Walter Lange (1924–2017)
Not very many people take it upon themselves to found a company at an age when most people are retiring. But there was no hesitation when, in 1990, Walter Lange had the opportunity to revitalise the factory of his forefathers, whose operations were interrupted by the Cold War and the division of Germany into East and West. He was 66 years old at the time. The reunification of Germany opened a historical window of opportunity for the great-grandson of Ferdinand Adolph Lange, founder of the Saxony-based maker of fine watches. After a 40-year-long involuntary hiatus, Walter Lange managed to breathe new life into the legend of the historical brand and to successfully take on the powerful competition from Swiss watchmakers. The clever idea of bringing Germany’s most famous watch brand back to life was so powerful that it made its way to reality.
With a small, committed team of ingenious engineers and watchmakers, he and his partner Günter Blümlein were able to find a convincing answer to the question of what an A. Lange & Söhne watch would look like at the end of the 20th century. Together, they understood how to win over the people around them for the ambitious goal of once again making the best watches in world – right here in Glashütte. The example of his forefathers taught Walter Lange that, even in the most extreme of circumstances, a company can be founded and led on a path of success. It also taught him that everything depends on believing in a well-thought-out plan to the very end and, during the plan’s implementation, on trusting in the commitment and abilities of others. Walter Lange was a firm believer in this message that was passed down from generation to generation.
As a trained watchmaker, he helped shape the rebuilding of his family’s company under extremely difficult circumstances following the end of World War II – until compulsory purchase put an end to their hopes. That was an experience that shaped him, but never made him bitter. In the mid 1970s, he took regular journeys to the Erzgebirge mountains so that he did not lose touch with the people in his home town. He saw it as his personal endeavor to ensure their continued subsistence, and therefore decided to make his vision of a comeback of A. Lange & Söhne a reality.
With his unerring feel for quality, Walter Lange advocated for both the preservation of traditional handicraft as well as for the development of technical innovations. Timepieces were created under the aegis of Walter Lange which held to a classic, artisan ideal and yet also featured the most cutting-edge technology. Thus they struck the nerve of a time which had just rediscovered its fascination with mechanical watches. The best example of this is the Lange 1, which has become the face of the brand since its presentation in the first collection. Both the outsize date as well as the decentralised dial arrangement were revolutionary at the time of their introduction.
Following a long series of watchmaking successes, A. Lange & Söhne has established itself as one of the most exclusive watch brands in more than 60 countries. The small pioneering team has now grown to 770 employees, and the first collection with only four watches has blossomed into five clearly distinguishable model families. The extraordinary product and design quality of A. Lange & Söhne watches has been recognised with over 250 international awards – this impressive development would not have been possible without the pioneering and organisational achievements of Walter Lange. For his work, he was awarded the Order of Merit of the Free State of Saxony in 1998 and the Order of Merit of the Federal Republic of Germany in 2015.

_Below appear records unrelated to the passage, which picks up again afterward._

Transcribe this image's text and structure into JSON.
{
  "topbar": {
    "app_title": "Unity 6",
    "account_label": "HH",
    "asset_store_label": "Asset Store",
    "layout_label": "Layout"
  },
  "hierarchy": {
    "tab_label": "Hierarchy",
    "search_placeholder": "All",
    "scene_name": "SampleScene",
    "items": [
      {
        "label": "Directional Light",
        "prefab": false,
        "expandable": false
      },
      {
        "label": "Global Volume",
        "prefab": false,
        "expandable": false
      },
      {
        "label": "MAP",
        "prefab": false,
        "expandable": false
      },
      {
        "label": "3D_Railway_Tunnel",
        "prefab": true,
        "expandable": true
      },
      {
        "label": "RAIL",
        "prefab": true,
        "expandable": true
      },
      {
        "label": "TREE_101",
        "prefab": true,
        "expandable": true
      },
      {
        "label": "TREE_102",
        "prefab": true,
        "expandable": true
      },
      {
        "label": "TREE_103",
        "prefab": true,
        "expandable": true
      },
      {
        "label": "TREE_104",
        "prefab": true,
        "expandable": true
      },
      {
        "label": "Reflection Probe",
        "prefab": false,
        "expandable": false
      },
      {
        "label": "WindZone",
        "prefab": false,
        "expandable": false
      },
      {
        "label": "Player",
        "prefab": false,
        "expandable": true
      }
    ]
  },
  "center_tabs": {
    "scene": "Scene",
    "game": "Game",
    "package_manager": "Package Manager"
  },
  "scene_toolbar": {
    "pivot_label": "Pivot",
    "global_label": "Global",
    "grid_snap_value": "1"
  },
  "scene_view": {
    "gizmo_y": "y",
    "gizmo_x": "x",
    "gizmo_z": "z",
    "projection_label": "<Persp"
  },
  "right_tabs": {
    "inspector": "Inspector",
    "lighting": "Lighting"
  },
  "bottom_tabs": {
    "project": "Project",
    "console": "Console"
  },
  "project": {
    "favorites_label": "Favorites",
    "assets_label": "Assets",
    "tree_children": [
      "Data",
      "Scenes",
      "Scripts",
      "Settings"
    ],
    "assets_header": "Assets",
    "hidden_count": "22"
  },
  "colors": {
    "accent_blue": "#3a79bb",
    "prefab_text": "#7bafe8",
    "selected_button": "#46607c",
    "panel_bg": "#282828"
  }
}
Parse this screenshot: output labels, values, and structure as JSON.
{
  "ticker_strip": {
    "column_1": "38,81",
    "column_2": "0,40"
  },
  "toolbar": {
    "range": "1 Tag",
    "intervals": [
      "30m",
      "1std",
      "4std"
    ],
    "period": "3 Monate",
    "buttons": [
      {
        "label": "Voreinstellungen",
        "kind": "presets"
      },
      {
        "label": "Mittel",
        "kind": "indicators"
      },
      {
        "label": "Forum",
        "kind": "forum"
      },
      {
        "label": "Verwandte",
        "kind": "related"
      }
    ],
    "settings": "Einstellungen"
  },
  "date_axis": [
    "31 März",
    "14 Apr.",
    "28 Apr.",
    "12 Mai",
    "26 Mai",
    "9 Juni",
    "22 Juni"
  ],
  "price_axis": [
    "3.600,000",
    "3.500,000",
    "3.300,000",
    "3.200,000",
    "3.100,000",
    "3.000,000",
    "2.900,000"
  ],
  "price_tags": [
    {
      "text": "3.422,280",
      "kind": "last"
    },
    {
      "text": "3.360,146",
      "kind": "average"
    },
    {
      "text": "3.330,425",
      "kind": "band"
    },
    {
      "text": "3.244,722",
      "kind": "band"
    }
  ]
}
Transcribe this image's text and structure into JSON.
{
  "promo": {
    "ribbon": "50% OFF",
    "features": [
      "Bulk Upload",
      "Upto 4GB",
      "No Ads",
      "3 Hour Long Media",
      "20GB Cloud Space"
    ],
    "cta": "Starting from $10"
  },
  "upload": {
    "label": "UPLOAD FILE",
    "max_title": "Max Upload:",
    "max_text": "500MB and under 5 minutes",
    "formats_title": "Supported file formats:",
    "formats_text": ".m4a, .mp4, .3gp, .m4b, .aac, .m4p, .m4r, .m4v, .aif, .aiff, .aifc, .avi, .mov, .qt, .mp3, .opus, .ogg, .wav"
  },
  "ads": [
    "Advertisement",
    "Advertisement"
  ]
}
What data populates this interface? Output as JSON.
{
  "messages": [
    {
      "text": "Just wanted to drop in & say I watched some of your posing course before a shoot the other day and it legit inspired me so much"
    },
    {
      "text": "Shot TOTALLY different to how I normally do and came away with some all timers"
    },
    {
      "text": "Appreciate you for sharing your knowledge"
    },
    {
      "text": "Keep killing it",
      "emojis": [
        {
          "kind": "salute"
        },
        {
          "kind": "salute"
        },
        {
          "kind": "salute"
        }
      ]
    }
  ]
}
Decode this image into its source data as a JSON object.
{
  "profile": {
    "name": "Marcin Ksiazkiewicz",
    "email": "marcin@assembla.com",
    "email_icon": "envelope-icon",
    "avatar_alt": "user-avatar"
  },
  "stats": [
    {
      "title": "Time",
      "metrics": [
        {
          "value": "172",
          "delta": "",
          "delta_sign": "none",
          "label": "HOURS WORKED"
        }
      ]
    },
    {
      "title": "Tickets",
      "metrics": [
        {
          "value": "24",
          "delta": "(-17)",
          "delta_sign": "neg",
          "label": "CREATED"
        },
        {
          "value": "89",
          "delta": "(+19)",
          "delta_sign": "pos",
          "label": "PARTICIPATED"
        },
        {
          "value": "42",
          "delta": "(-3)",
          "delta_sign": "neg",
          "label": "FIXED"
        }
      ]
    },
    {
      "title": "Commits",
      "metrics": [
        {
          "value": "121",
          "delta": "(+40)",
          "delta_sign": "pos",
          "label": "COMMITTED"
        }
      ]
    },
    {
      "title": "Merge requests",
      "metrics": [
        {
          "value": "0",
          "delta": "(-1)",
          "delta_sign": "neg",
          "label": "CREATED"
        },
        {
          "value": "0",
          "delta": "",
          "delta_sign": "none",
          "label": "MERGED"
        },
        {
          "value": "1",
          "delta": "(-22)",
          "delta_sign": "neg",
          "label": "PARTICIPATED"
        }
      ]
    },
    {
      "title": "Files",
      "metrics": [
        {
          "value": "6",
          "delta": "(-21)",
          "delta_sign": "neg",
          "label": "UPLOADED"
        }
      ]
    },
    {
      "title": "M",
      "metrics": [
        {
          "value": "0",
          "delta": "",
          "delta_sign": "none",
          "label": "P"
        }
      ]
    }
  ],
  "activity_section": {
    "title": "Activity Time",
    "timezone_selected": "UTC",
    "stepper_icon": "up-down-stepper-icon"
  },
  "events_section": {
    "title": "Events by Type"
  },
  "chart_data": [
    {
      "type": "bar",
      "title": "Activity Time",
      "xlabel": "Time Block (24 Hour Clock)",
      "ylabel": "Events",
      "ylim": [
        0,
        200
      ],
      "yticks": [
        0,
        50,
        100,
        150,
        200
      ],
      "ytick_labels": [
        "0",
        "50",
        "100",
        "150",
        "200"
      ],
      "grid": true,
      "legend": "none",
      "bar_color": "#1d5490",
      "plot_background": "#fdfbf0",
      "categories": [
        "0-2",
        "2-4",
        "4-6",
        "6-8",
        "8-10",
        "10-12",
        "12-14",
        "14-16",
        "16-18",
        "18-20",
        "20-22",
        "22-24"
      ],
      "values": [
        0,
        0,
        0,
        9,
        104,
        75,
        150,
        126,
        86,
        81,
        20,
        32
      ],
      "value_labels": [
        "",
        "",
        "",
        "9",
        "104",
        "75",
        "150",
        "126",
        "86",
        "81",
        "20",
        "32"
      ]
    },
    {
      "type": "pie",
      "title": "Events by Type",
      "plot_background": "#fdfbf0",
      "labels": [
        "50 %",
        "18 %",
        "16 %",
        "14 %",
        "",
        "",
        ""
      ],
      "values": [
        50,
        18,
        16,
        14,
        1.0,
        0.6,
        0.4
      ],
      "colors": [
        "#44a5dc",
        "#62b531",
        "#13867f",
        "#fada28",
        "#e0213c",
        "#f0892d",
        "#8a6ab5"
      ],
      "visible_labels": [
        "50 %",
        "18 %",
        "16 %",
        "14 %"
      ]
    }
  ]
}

Walter Lange remained involved with the company he founded as a brand ambassador and consultant even long after he withdrew from company management. In a sentence that was very typical for him, he once said: ‘I am the bridge to our past.’ Yet he was much more than that. Thanks to his courage, his vision, his critical spirit and his sincere interest in the people around him, he was not only a symbol of continuity, but also a father figure with whom people could identify. The factory he brought back to life has long since become independent and is growing – therein lies its true greatness – beyond the personality of its founder. But the example set by this philanthropist who passed away on 17 January 2017, at the age of 92 following a full life, still shapes the culture of the company today.